Obtaining 3D representations from real-world observations is a long-standing problem in computer vision/graphics with important applications in virtual/augmented reality. Inverse rendering is a technique for inferring 3D information—such as geometry, materials, and lighting—from a set of 2D images based on image formation principles. To recover scene parameters, it uses iterative gradient descent to minimize a loss between input images and images rendered by a differentiable renderer. Specifically, physically-based inverse rendering emphasizes accurate modeling of light transport physics, which can be prohibitively expensive. For example, inter-reflections between objects in a scene—known as global illumination—require simulating multi-bounce light transport. Differentiating this process across millions of pixels and parameters over many light bounces can exhaust memory, especially when using automatic differentiation, which stores a large transcript during the forward pass and differentiates through it in the backward pass. Consequently, many works in the literature simplify the problem by limiting light bounces to one or two, often resulting in inaccurate reconstructions.
This doctoral thesis focuses on improving the efficiency of global illumination algorithms using neural networks, with the ultimate purpose of making real-world inverse rendering more accessible. In particular, we present Neural Radiosity, a method of finding the solution of the rendering equation using a neural network by minimizing the residual of the rendering equation. We integrate Neural Radiosity in an inverse rendering pipeline and introduce a radiometric prior as a form of regularization term next to the photometric loss. As inverse rendering requires differentiating the rendering algorithm, we further apply the idea of Neural Radiosity to find the solution of the differential rendering equation. Finally, by coupling inverse rendering with generative AI, we present a method for synthesizing 3D assets. We use an image diffusion model to generate realistic material details on renderings of a scene, and backpropagate the new details into the scene description using inverse rendering. To achieve multi-view consistency using an image model, we propose to bias the attention mechanism without retraining the model. Together, our contributions advance the state-of-the-art in global illumination for inverse rendering, showing that this previously prohibitive goal is more attainable with neural methods. This thesis also demonstrates the potential of combining inverse rendering with generative AI for 3D content creation.

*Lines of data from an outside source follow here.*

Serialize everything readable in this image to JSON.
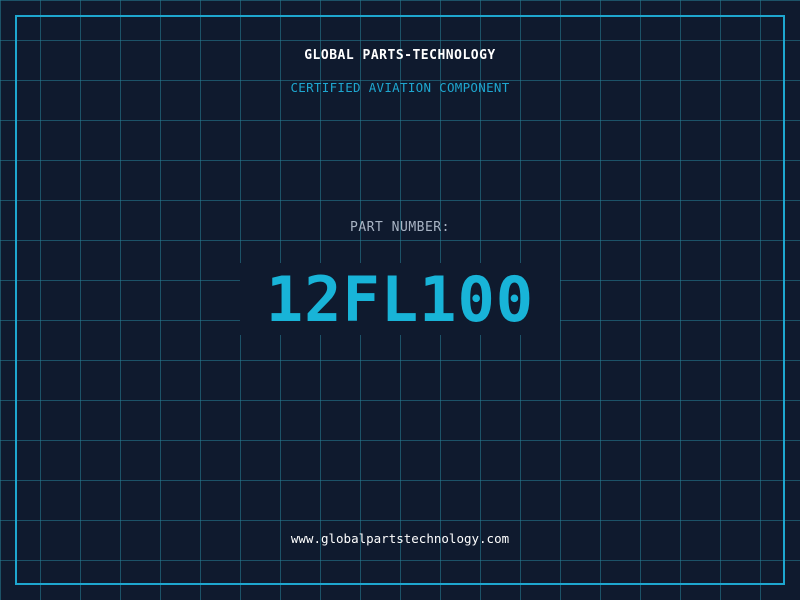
{
  "header": {
    "company": "GLOBAL PARTS-TECHNOLOGY",
    "subtitle": "CERTIFIED AVIATION COMPONENT"
  },
  "part": {
    "label": "PART NUMBER:",
    "number": "12FL100"
  },
  "footer": {
    "website": "www.globalpartstechnology.com"
  },
  "colors": {
    "background": "#0f1a2e",
    "accent": "#1ea6cf",
    "part_number": "#18b4d8",
    "label": "#a9b4c4",
    "text": "#ffffff"
  }
}
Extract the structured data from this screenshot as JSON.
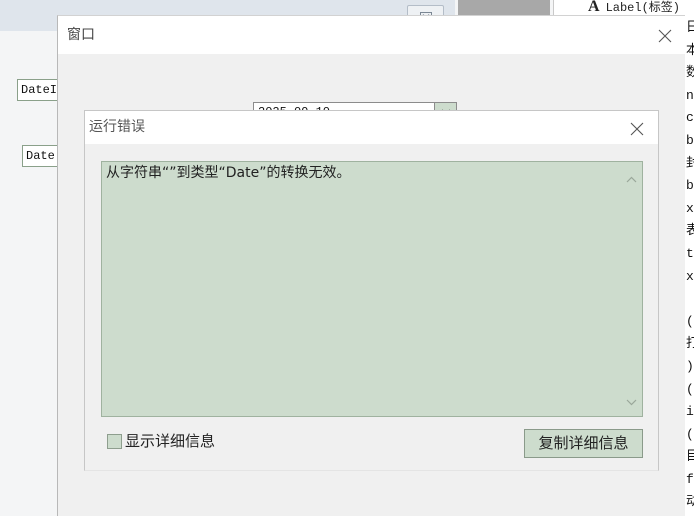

Saeed Hadadan is a PhD candidate in Computer Science at the University of Maryland, College Park, under the supervision of Prof. Matthias Zwicker. His research focuses on Computer Graphics, Neural Networks, and Generative AI, with applications in rendering, inverse rendering, and 3D reconstruction. He earned his MSc from the University of Maryland in 2022 and his BSc from Sharif University of Technology, Iran in 2019. His work includes Neural Radiosity, a novel approach to solving the rendering equation using a single neural network. He later extended Neural Radiosity to global illumination-aware real world 3D reconstruction. He has had research collaborations with NVIDIA and Disney Research on Computer Graphics and Generative AI research topics. His recent research endeavors include Generative AI for physically-based material synthesis and generative data augmentation in NeRF-like reconstruction models.